44.312 Security Management

home page > Unit 11: budgeting

Alternatives:

  • "Beyond budgeting"
    a performance management system created by Hope and Fraser, which gives budgeting decisions to the line managers, who are those most affected by budgets.

    They point out that the traditional system emphasizes compliance and control, while modern companies must be flexible and innovative. "Only by overcoming the constraints of the traditional budgeting approach can managers build a business model that operates at high speed; is self-questioning, self-renewing, and self-controlling; and rewards innovation and learning."
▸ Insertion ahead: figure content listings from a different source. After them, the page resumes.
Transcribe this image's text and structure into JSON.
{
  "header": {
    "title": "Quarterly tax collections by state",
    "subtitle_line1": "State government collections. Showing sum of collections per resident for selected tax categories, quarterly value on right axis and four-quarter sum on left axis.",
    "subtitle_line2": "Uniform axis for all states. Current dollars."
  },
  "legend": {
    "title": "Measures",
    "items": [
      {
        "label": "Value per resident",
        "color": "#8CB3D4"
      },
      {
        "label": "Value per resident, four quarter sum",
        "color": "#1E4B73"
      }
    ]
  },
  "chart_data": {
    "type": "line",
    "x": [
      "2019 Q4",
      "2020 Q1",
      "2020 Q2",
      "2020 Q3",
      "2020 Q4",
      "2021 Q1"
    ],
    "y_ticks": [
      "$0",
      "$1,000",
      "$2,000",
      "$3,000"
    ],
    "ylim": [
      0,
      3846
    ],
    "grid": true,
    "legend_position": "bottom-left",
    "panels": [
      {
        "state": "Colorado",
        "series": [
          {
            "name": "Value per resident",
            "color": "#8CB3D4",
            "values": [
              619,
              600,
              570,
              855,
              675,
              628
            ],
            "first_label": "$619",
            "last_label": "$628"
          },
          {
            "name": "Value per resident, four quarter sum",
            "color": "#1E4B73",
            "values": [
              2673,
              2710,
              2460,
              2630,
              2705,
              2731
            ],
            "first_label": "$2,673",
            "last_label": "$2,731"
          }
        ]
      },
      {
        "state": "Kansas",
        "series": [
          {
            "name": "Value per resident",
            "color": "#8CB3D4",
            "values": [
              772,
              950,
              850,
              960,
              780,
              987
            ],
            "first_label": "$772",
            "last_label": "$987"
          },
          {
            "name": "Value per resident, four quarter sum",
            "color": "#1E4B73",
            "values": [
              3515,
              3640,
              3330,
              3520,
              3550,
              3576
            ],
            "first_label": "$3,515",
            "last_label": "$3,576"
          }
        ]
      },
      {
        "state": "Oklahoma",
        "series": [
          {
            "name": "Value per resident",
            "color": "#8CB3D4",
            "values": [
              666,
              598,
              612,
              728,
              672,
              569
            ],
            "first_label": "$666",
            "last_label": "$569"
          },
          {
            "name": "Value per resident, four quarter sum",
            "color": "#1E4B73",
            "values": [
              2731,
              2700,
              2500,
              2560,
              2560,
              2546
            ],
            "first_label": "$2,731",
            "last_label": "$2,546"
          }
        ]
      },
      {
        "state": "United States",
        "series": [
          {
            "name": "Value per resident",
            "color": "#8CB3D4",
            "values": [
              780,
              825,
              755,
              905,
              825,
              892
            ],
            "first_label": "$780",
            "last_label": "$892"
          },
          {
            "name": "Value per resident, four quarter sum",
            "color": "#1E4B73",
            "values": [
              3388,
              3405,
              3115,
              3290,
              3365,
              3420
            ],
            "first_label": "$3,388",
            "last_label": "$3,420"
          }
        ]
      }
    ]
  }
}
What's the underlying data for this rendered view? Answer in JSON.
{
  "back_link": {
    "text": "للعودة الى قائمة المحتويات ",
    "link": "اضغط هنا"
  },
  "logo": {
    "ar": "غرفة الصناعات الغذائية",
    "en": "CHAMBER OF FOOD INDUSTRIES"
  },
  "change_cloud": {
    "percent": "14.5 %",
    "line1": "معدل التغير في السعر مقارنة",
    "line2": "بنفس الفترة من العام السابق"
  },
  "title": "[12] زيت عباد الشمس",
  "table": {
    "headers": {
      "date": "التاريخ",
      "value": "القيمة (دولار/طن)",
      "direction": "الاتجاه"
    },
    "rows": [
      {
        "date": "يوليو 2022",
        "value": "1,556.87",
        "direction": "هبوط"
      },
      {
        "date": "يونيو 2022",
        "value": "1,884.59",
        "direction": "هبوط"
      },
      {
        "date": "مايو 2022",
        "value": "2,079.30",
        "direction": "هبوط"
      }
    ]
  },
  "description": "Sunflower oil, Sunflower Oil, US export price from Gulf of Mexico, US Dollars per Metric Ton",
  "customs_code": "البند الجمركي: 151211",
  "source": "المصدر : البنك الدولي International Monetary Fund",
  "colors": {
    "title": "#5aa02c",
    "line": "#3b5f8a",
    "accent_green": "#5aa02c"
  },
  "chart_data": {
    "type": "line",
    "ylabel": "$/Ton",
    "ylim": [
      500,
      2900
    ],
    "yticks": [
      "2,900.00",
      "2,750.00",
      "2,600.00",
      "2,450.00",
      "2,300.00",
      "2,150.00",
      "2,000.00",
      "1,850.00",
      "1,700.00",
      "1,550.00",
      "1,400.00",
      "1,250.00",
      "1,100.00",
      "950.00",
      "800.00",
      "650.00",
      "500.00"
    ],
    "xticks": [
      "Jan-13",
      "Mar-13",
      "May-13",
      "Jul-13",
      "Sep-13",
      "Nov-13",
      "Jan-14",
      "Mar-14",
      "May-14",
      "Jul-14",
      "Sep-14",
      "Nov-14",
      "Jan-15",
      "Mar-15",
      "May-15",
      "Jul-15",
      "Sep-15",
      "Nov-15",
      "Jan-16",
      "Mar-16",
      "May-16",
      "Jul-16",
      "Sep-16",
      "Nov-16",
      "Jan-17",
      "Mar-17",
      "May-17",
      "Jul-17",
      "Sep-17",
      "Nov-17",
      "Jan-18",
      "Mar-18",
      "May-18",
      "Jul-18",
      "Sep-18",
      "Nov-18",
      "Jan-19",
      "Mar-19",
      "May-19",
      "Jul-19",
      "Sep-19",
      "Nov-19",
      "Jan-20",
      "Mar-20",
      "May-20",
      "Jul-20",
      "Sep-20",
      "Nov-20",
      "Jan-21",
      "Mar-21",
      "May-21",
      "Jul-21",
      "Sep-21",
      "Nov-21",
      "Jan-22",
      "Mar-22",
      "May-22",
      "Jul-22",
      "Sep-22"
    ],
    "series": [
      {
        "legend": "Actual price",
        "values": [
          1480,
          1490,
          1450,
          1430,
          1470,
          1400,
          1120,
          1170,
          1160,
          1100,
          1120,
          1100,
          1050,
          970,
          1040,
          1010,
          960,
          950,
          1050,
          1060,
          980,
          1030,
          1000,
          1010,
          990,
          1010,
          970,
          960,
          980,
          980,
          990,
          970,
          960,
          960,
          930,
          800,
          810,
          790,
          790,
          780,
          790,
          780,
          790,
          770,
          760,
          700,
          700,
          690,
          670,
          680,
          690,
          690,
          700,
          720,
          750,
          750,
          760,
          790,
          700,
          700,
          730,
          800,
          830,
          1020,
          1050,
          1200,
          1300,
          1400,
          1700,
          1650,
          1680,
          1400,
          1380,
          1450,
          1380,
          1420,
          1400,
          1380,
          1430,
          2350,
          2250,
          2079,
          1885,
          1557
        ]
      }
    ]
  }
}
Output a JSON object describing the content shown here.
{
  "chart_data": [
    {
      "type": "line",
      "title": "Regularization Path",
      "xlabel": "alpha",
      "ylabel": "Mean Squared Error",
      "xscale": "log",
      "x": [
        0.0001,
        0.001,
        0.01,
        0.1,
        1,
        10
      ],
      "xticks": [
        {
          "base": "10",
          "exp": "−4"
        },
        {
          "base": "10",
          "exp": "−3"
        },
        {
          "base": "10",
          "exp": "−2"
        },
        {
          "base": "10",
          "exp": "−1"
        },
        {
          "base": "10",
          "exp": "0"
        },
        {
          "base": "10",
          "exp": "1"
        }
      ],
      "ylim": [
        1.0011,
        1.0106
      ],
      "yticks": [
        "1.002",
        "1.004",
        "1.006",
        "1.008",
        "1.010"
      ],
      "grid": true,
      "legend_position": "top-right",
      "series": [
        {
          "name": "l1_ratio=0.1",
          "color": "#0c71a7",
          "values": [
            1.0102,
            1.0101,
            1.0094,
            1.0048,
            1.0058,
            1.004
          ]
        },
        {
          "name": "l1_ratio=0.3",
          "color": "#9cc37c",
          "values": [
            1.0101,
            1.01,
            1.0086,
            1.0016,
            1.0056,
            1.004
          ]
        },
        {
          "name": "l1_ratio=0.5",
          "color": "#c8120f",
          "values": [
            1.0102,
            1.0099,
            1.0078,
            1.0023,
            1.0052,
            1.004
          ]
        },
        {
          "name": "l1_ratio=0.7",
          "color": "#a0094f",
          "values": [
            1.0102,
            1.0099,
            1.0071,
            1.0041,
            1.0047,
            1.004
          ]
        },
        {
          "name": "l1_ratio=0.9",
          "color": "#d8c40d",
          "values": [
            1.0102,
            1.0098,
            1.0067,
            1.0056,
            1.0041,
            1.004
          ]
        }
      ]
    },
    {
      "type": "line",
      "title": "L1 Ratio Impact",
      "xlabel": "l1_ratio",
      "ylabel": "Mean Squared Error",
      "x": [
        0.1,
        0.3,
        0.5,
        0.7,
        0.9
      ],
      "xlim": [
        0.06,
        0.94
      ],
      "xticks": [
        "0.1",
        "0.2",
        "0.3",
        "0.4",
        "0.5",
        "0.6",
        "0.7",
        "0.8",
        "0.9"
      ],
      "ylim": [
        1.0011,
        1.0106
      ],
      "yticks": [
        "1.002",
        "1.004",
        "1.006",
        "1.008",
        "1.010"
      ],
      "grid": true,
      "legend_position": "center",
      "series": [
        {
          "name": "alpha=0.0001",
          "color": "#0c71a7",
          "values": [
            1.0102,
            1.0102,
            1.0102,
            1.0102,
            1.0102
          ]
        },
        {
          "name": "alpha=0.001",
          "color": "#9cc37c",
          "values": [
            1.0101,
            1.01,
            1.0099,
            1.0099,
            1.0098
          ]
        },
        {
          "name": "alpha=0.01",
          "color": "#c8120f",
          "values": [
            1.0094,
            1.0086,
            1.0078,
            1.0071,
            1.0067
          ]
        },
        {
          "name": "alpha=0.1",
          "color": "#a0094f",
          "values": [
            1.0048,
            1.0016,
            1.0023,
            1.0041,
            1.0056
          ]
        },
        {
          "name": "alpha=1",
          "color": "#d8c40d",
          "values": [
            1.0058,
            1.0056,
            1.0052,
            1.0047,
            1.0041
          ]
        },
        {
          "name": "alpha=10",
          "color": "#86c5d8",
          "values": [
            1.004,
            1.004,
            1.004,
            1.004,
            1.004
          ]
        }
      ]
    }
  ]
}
    Elements of the process:
  • "Rolling budgets"
    review quarterly rather than just once a year.

    Benefits:
    • helpful in planning, because you can work with "real-time" information
    • can shift priorities more rapidly if external conditions change
    • requires that managers be more intimately involved in the process
  • Multi-year budgeting
    Benefits:
    • involves a 2-yr. or longer budget (up to 5).
    • improves long-term planning and priority-setting.
    • lets departments link long-term plans and priorities with budgets and decision making.
    • reduces amount of time annually devoted to budgeting

Problems:

  • lack flexibility
  • makes forecasting difficult, especially in fast-changing times
  • Balanced scorecard:
    combines traditional accounting with non-financial measures in both long and short-term. "The balanced scorecard retains traditional financial measures. But financial measures tell the story of past events, an adequate story for industrial age companies for which investments in long-term capabilities and customer relationships were not critical for success. These financial measures are inadequate, however, for guiding and evaluating the journey that information age companies must make to create future value through investment in customers, suppliers, employees, processes, technology, and innovation."
    4 measures for success:
    • financial factors
    • customers (factors such as product image, service quality, cost
    • internal factors (employee skills, productivity, quality
    • learning and growth (can company change and be innovative?) -- this measures employee satisfaction.

Links performance to the company's overall mission: are these expenditures and efforts helping achieve it?